[First filed: Sep 6, 2010 @ 9:35]
[Proof drivers can achieve tight groupings over time]
I do not want the Canberra Chronicle delivered. The only reason it is delivered free is because it makes enough revenue from advertisers to be economically feasible to publish and deliver.
My reasons are: – the cost to cut the trees down, ink to print the words and images, plastic it is covered in, petrol to deliver them to contractors, petrol of contractors to deliver them to houses, litter of all the copies left on the street, damage to waterways and wildlife from the plastic that eventually leaks into them.
Over the last 12 months, I have made the effort and contacted Paul Webber at the Canberra Times – email@example.com – to have him add my address to the “Do Not Deliver” list.

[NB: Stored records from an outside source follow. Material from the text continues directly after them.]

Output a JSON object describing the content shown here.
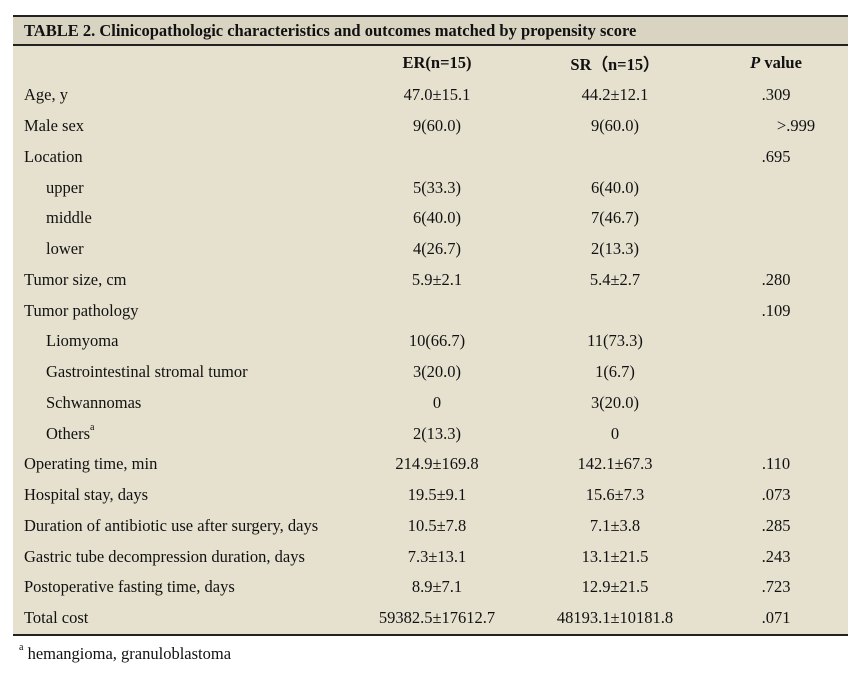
{
  "table": {
    "title": "TABLE 2. Clinicopathologic characteristics and outcomes matched by propensity score",
    "headers": {
      "col1": "",
      "col2": "ER(n=15)",
      "col3": "SR（n=15）",
      "col4_italic": "P",
      "col4_rest": " value"
    },
    "rows": [
      {
        "label": "Age, y",
        "er": "47.0±15.1",
        "sr": "44.2±12.1",
        "p": ".309",
        "indent": false
      },
      {
        "label": "Male sex",
        "er": "9(60.0)",
        "sr": "9(60.0)",
        "p": ">.999",
        "indent": false,
        "shift": true
      },
      {
        "label": "Location",
        "er": "",
        "sr": "",
        "p": ".695",
        "indent": false
      },
      {
        "label": "upper",
        "er": "5(33.3)",
        "sr": "6(40.0)",
        "p": "",
        "indent": true
      },
      {
        "label": "middle",
        "er": "6(40.0)",
        "sr": "7(46.7)",
        "p": "",
        "indent": true
      },
      {
        "label": "lower",
        "er": "4(26.7)",
        "sr": "2(13.3)",
        "p": "",
        "indent": true
      },
      {
        "label": "Tumor size, cm",
        "er": "5.9±2.1",
        "sr": "5.4±2.7",
        "p": ".280",
        "indent": false
      },
      {
        "label": "Tumor pathology",
        "er": "",
        "sr": "",
        "p": ".109",
        "indent": false
      },
      {
        "label": "Liomyoma",
        "er": "10(66.7)",
        "sr": "11(73.3)",
        "p": "",
        "indent": true
      },
      {
        "label": "Gastrointestinal stromal tumor",
        "er": "3(20.0)",
        "sr": "1(6.7)",
        "p": "",
        "indent": true
      },
      {
        "label": "Schwannomas",
        "er": "0",
        "sr": "3(20.0)",
        "p": "",
        "indent": true
      },
      {
        "label": "Others",
        "sup": "a",
        "er": "2(13.3)",
        "sr": "0",
        "p": "",
        "indent": true
      },
      {
        "label": "Operating time, min",
        "er": "214.9±169.8",
        "sr": "142.1±67.3",
        "p": ".110",
        "indent": false
      },
      {
        "label": "Hospital stay, days",
        "er": "19.5±9.1",
        "sr": "15.6±7.3",
        "p": ".073",
        "indent": false
      },
      {
        "label": "Duration of antibiotic use after surgery, days",
        "er": "10.5±7.8",
        "sr": "7.1±3.8",
        "p": ".285",
        "indent": false
      },
      {
        "label": "Gastric tube decompression duration, days",
        "er": "7.3±13.1",
        "sr": "13.1±21.5",
        "p": ".243",
        "indent": false
      },
      {
        "label": "Postoperative fasting time, days",
        "er": "8.9±7.1",
        "sr": "12.9±21.5",
        "p": ".723",
        "indent": false
      },
      {
        "label": "Total cost",
        "er": "59382.5±17612.7",
        "sr": "48193.1±10181.8",
        "p": ".071",
        "indent": false
      }
    ]
  },
  "footnote": {
    "sup": "a",
    "text": " hemangioma, granuloblastoma"
  }
}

This has been unsuccessful recently, and the explanation I was given was “as the day was particularly windy, the paper that landed in your driveway was actually meant for amother house and was blown onto your driveway when it was thrown.
I do not accept this. If the contractor was paid to do the job in a professional manner, with attention to detail and ensuring that people did not receive the Chronicle if they made the effort to prevent it, then this would not happen.
How could this be accomplished? In 2002, Kerrie tucker introduced a Bill into the ACT Legislative Assembly that made it a breach of the Criminal Code to put junk mail into letterboxes that had appropriate signs displayed, unfortunately, the ACT Government held an election and this Bill lapsed.
I spoke to the ACT Greens last week, and Chief Minister Stanhope, and both of them advised me that this junk mail legislation has not been mentioned anywhere in the last 6 years. If this legislation was reintroduced, and amended to include the distribution of free newspapers, I am confident that Rural Press would change the way they deliver, and advise their contractors accordingly.
If the legislation is not re-introduced, I am prepared to take affirmative legal action using the Trade Practices Act.
For both of these solutions, I would appreciate the help of any other citizens of Canberra who are concerned about the delivery of this publication. In the long term, if Rural Press was forced to only deliver to those who wanted the Canberra Chronicle (which, unfortunately, would also include those people who can’t be bothered making the phone call to stop it), perhaps the real number of readers would become known, and the advertisers would consider whether it was still worth it at all.